Barramundi Fulfills Elusive Promise of Sustainable Seafood

Josh Goldman has been growing fish for nearly 30 years. He began as a student at Hampshire College, a hippie school in western Massachusetts (that also spawned entrepreneur Gary Hirshberg of Stonyfield Farms). He started a company than farmed tilapia, and then another that farmed striped bass. Now, he's the founder and chief executive of Australis, the world's largest producer of barramundi.

Never heard of barramundi? You're not alone.

This is what makes Australis such an interesting company. Josh decided to grow barramundi, not because it is a popular or well-known fish, but because the fish, which is native to Australia and southeast Asia, is an environmentally-preferable alternative to most farmed fish. It doesn't need to eat a lot of other seafood to grow, it doesn't make a lot of waste, it doesn't require a lot of antibiotics and oh, almost forgot ... it tastes O.K., too.Josh Goldman

"It has a flavor profile that meets the broad preference of the middle of the market," says Josh (pictured right). "In other words, it's a great fish because it doesn't taste like fish. And it's got a great health story, too."

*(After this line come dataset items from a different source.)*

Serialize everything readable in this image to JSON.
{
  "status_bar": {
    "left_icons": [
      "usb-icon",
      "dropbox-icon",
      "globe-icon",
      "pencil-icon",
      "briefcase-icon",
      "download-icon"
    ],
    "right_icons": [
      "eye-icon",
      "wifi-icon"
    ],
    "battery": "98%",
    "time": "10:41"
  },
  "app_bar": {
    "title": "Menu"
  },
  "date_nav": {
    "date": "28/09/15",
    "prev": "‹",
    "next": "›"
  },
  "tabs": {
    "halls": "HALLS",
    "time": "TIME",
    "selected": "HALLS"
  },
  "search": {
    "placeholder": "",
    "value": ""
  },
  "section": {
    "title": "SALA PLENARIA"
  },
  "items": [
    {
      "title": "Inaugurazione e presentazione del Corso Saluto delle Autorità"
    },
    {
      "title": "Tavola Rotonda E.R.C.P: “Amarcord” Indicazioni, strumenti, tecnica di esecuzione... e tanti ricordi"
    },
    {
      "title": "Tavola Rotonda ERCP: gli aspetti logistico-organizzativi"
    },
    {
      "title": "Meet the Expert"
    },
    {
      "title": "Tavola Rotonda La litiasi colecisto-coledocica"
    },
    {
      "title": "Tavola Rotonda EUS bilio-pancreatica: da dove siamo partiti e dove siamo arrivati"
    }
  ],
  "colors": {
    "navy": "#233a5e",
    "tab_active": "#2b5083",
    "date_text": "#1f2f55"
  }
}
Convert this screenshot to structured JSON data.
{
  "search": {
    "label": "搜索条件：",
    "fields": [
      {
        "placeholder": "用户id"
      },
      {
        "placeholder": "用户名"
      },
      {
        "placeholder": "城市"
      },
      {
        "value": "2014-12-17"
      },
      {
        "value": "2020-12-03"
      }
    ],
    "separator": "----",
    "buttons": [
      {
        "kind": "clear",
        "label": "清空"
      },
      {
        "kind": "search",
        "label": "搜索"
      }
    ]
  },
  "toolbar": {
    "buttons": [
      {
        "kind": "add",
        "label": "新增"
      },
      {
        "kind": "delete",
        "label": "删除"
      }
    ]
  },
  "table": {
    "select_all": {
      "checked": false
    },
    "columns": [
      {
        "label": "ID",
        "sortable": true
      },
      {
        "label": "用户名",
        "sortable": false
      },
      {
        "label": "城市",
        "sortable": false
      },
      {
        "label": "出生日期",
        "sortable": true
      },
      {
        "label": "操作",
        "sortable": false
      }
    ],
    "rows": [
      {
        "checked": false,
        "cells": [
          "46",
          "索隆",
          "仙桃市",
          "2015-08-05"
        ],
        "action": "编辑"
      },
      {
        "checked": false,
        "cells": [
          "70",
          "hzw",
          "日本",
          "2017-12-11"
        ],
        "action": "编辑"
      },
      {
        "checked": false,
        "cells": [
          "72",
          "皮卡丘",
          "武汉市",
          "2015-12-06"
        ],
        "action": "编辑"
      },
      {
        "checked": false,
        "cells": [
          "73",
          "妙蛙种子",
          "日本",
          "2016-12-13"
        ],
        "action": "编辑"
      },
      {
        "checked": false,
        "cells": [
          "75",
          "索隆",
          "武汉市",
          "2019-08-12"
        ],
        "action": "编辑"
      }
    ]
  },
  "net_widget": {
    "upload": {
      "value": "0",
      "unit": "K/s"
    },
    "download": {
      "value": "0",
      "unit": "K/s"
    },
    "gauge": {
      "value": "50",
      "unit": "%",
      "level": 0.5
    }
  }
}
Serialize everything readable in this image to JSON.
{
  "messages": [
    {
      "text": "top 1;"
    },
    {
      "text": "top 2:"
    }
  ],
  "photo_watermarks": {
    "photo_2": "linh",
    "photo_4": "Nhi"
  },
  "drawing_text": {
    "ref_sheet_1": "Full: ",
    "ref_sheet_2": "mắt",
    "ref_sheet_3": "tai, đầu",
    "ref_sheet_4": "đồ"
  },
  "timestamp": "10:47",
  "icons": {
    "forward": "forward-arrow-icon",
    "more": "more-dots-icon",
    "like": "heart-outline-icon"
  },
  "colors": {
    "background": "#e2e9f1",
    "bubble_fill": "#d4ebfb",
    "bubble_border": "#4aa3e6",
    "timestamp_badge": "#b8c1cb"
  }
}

I met Josh last week at Fortune's Brainstorm Green conference where I led a panel on sustainable seafood. (Yesterday's blog covered Bumble Bee.) I'd read about him in Four Fish, a superb book on fishing by Paul Greenberg that was published last year. (See my blogpost The Industrialization of Fishing.) As Greenberg writes, "choosing which fish will be our domesticated 'seafood' will have huge ramifications for our species and for the planet." Unhappily, we often choose wrong. Salmon, for example, has become one of the most widely-farmed fish because the demand for  wild salmon exceeds the ocean's supply. The trouble is, farmed salmon need to be fed lots of  wild fish (roughly 3.5 pounds for every pound produced on the farm), the farmed salmon can escape and crossbreed with wild stocks and industrial-scale salmon farms generate lots of waste.

By contrast, Josh told me that he looked at environmental impacts of aquaculture and figured that demand could take care of itself. "Our approach was grounded in an analysis of the factors that would be important in the future, principally waste," he said.

After profiling about 40 species of fish, he chose to farm barramundi, a prized sport fish that is sometimes called Asian sea bass, because it's hardy, fast-growing and rich in Omega-3 fatty acids that are said to promote heart health. Barramundi only need about 0.8 pounds of wild fish feed to grow to one pound of fish, and their diet is supplemented with soy, wheat and canola.   Australis began farming them in 2004 in a factory in Turners Falls, Mass., not far from Hampshire, using a closed system that all but eliminates the risks of disease, pollution or escapes. "It's a big intensive care unit," said Josh.